I realize that all of us living creatures are scientifically explainable up to a point. We are generally parts of the natural world and therefore part of what scientists study and attempt to suss out and, in some wonderful instances, they do manage to make great discoveries about just what we are and what makes us tick. But me, I don’t really get any of it.How is it, for example, that I have all of the parts required for me to be athletic, and yet I have never become anything remotely like it despite any school-required or even occasionally, self-imposed, practices? I’ve seen incredible athleticism in people with far fewer obvious tools for the task, not to mention having a visibly smaller inventory of raw materials in the way of the commonly used senses—blind or hearing-impaired athletes, for example—or functional limbs: any Paralympic athlete could clearly trounce my trousers in a trice.
How come, with all of my commendable efforts at garnering a real school-based education and my various attempts as an autodidact, I’ve still got an ordinary intellect and not the mega brain I see in some who appear to have been born to create shade for my dim thoughts?
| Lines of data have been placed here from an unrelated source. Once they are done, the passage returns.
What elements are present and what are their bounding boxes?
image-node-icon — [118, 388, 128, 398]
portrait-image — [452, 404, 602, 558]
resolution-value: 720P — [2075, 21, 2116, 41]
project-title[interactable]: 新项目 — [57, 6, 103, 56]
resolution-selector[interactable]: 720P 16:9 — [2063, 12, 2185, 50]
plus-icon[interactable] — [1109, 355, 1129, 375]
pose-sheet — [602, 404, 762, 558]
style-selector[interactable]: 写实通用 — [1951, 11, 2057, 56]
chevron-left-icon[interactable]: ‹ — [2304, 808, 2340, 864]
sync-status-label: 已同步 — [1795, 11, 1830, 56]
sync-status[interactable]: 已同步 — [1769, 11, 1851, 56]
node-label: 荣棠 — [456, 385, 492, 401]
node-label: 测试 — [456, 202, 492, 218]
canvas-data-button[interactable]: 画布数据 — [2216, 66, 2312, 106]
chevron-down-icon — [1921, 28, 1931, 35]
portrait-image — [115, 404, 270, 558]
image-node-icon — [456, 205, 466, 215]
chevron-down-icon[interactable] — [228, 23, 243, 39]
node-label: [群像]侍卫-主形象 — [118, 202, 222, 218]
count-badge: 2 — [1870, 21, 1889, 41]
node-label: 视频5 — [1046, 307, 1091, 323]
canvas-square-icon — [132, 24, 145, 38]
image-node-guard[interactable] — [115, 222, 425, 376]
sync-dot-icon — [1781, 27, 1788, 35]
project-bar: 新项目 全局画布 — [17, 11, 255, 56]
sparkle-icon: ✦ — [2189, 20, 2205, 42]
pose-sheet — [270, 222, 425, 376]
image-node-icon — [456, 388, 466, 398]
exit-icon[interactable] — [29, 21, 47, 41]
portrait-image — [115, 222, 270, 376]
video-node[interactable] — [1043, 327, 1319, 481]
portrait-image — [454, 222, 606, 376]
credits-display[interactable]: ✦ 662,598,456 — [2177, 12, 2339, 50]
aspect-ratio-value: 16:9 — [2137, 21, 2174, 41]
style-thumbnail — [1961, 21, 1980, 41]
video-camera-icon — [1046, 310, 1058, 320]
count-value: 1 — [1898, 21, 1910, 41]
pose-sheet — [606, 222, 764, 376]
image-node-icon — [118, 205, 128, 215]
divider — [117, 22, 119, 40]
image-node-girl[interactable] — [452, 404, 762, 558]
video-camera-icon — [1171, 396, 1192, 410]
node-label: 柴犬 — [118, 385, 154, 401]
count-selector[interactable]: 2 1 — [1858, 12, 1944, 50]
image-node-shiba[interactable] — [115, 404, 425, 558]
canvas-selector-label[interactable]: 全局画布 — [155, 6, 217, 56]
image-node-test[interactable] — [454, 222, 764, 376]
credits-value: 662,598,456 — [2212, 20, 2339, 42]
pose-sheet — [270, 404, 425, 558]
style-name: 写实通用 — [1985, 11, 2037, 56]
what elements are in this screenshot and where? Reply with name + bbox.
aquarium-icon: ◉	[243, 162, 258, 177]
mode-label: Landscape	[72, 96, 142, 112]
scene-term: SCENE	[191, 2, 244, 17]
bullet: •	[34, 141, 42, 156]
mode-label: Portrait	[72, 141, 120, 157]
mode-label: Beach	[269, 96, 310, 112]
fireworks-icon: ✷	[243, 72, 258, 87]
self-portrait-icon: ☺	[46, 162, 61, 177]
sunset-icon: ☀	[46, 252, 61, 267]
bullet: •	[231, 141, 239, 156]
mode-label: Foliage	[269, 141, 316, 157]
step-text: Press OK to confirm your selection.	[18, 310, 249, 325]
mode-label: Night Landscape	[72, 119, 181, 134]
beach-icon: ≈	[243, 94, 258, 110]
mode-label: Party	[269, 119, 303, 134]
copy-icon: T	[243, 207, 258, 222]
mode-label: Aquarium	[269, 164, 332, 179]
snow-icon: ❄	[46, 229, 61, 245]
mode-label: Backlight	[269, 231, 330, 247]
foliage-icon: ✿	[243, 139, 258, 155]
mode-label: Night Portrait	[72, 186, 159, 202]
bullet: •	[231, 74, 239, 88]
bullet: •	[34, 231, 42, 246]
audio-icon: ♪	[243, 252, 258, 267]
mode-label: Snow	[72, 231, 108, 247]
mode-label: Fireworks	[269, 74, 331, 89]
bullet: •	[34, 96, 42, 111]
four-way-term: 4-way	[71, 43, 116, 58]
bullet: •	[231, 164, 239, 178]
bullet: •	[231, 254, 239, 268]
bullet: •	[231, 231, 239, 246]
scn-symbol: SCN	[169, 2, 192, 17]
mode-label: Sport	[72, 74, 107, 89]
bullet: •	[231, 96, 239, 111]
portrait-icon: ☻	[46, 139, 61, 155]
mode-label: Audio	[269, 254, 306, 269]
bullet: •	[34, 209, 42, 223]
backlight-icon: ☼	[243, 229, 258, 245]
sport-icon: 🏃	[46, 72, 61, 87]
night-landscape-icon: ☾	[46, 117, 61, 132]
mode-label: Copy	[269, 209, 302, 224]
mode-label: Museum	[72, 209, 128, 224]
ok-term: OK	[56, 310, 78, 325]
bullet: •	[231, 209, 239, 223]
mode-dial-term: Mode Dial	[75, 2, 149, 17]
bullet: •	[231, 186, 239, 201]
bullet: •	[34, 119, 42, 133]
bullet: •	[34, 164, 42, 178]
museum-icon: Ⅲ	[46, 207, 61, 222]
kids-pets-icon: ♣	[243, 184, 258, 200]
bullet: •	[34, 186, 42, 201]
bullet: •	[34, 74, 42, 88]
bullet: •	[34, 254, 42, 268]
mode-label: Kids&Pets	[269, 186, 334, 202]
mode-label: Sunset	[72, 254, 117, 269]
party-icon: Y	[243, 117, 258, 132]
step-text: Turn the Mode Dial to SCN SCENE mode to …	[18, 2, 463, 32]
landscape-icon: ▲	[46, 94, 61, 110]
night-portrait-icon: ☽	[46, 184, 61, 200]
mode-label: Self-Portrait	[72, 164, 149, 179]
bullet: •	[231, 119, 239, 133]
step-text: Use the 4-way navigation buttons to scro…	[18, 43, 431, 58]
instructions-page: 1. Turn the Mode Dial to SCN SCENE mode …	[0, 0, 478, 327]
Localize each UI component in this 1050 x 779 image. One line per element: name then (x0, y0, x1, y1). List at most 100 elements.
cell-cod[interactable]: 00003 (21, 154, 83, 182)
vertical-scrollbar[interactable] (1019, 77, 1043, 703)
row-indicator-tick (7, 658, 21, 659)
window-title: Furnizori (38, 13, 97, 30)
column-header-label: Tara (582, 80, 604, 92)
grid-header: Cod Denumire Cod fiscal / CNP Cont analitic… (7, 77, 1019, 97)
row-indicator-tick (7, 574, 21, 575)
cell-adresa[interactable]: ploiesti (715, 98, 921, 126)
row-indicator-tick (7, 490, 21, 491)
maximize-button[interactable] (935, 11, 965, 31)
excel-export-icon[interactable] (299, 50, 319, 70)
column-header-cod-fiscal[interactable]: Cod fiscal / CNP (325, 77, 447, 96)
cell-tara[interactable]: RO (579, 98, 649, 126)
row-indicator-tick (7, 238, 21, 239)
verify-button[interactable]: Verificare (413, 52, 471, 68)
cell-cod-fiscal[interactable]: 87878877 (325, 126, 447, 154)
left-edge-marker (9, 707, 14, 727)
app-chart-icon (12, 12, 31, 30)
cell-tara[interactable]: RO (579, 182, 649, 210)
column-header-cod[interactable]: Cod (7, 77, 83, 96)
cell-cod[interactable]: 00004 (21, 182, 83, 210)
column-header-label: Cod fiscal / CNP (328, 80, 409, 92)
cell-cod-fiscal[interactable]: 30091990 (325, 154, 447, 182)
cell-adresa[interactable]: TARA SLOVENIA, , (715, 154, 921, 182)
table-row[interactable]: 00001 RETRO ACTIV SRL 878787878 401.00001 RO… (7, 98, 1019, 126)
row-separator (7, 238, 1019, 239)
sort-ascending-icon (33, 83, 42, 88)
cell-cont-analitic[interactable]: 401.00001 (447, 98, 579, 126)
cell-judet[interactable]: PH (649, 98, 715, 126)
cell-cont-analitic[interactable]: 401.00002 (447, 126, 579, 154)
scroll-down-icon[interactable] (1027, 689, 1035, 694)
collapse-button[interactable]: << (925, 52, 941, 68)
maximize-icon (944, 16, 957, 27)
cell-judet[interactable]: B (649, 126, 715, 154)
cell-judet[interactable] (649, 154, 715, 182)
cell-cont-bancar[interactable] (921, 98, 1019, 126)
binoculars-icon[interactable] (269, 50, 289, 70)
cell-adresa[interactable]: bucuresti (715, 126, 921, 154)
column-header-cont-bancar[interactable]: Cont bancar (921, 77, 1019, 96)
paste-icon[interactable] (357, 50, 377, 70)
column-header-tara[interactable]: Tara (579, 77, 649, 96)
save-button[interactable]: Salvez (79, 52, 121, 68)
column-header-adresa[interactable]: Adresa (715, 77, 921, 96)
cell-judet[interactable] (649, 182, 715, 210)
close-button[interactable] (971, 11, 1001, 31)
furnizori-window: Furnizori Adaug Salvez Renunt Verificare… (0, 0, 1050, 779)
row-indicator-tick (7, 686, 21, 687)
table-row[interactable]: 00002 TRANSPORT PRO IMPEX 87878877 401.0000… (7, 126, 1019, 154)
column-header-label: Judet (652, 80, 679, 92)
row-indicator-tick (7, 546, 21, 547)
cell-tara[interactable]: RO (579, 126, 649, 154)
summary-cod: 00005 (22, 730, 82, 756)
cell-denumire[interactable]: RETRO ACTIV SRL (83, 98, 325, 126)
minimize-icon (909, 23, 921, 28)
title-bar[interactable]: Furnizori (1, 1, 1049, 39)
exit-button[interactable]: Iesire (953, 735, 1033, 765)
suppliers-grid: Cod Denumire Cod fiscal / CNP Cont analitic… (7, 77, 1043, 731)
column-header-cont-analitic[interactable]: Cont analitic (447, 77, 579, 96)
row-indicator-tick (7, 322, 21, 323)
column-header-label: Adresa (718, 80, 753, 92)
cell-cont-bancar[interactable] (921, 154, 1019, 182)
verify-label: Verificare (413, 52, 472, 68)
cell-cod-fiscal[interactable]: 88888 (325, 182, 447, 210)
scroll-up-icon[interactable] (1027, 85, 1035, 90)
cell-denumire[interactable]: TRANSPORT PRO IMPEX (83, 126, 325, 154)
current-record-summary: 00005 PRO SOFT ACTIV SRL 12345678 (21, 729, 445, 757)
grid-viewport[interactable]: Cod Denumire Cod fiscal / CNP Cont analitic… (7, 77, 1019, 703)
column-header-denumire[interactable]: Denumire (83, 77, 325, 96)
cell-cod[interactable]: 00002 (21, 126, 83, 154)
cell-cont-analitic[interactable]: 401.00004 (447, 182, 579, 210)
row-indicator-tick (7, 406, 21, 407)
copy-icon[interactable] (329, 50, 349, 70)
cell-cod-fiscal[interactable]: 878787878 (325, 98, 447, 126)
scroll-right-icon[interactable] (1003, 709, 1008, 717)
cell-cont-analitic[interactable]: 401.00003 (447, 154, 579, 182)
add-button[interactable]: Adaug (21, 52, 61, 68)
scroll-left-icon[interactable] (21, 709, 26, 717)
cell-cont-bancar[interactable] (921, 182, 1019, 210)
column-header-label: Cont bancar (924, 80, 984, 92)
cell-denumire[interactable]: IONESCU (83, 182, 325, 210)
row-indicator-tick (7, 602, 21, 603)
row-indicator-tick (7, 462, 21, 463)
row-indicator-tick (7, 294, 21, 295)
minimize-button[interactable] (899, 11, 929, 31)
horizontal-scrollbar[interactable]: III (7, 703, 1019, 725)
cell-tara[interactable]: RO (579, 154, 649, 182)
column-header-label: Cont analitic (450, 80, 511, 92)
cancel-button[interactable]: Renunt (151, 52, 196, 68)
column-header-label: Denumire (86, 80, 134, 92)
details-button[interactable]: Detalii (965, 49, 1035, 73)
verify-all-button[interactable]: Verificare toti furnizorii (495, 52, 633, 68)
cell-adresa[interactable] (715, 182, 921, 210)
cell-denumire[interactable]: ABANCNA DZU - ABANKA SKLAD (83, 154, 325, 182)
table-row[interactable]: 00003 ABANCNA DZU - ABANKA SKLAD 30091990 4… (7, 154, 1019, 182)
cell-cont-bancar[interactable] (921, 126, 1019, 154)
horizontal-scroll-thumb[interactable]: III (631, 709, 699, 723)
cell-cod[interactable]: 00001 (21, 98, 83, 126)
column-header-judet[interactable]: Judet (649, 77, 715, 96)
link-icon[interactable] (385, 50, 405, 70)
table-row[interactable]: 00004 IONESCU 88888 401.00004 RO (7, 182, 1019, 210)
I say this not to complain but, surprisingly, because it impresses and even sometimes thrills me, this magical, miraculous existence that we have. It’s actually exciting to me to think that there is so much around me and about me that I can’t begin to explain or understand. It may drive me a little batty at times to realize, as I do increasingly with the passing of said time, how little I will or even can ever comprehend about who I am and how I fit into the universe, but then I catch one more glimpse of a star—human or celestial—and remember how fabulous, how inexplicably yet palpably rich, this life can be. And I am both humbled and exalted.